Silicon carbide chemical vapor deposition, in situ doping and device fabrication

There is a great demand for wide bandgap semiconductors for high temperature, high power, high frequency, and optoelectronic applications. Due to its excellent thermal, chemical and electrical properties, as well as a large bandgap, silicon carbide (SiC) is a good candidate for the fabrication of devices designed for operations at high temperature and high power. Its high electron drift velocity enables SiC devices to operate in the high frequency regimes.

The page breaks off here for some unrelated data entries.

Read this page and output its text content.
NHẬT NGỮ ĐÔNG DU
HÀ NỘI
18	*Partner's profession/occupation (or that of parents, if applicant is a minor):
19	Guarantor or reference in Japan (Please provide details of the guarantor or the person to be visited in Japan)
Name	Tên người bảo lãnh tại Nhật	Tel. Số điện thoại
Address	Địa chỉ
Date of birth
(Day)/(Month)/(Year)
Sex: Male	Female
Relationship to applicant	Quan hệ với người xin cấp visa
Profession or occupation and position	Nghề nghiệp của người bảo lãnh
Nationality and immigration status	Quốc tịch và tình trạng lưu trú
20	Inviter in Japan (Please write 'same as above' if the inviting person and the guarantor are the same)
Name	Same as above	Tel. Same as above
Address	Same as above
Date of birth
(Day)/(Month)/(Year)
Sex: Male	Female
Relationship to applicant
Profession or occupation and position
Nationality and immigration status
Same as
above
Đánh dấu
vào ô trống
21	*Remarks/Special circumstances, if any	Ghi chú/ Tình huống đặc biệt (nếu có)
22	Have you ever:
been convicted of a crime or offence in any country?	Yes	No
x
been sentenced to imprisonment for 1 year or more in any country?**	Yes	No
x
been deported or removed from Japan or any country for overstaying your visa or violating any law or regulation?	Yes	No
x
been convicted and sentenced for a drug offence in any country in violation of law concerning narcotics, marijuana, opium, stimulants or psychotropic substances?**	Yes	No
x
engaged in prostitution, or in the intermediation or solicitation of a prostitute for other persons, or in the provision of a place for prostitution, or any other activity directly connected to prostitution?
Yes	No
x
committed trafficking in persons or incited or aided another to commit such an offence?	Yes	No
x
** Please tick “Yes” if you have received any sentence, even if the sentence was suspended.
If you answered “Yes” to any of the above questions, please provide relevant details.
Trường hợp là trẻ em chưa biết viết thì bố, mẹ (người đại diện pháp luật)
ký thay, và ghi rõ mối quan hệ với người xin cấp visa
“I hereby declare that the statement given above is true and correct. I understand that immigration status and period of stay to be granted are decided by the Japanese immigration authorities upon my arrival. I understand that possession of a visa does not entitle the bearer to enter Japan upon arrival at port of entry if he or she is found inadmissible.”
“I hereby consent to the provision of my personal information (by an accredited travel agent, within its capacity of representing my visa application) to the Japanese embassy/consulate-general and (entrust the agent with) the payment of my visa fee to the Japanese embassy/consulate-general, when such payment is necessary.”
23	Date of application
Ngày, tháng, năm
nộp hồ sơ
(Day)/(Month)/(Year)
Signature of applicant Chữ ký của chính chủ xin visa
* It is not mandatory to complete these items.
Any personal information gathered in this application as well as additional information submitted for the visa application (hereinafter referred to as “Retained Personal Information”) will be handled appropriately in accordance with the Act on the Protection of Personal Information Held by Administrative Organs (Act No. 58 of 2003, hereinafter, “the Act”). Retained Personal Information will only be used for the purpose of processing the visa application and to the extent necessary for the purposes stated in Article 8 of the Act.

Though the development of silicon carbide started in the 1950's, there are still numerous issues that must be resolved before SiC can attain its prominence as the material of choice for the fabrication of advanced devices to operate in harsh environments.; Chemical vapor deposition (CVD) is a commonly utilized method for epitaxial growth of active device epilayers. CVD epitaxial growths of various silicon carbide polytypes (3C-, 6H, and 4H-SiC) are the focus of this study. Due to the large lattice mismatch between 3C-SiC and silicon, special growth techniques must be applied to grow single crystal 3C-SiC on silicon. Effects of different growth procedures on film morphology and defect structures were studied. The mechanisms of formation of etch pits in 3C-SiC LPCVD samples were also investigated. Different growth techniques were implemented in an attempt to suppress etch pit formation. The defect structures and their formation were also studied in CVD-grown 6H- and 4H-SiC epilayers.; The suitability of the SiC epilayers for device applications depends on the quality of the epilayers. With the help of several collaborators, the quality of SiC epilayers was characterized using various techniques, such as X-Ray diffraction, Raman scattering, Fourier transform infrared spectroscopy (FTIR), X-Ray photoelectron spectroscopy (XPS), capacitance-voltage (C-V), current-voltage (I-V), and deep level transient spectroscopy (DLTS).; We have also characterized the growth rate and in situ doping of silicon carbide epilayers. The parameters affecting the doping concentrations were identified, and these parameters were used to control the doping process. The doping capability enables active device layers to be grown and doped in situ by CVD. Devices such as high power p-n junction diodes, blue light emitting diodes and MESFETs were fabricated on 4H-SiC epilayers demonstrating the capability of the CVD system to produce device quality epilayers.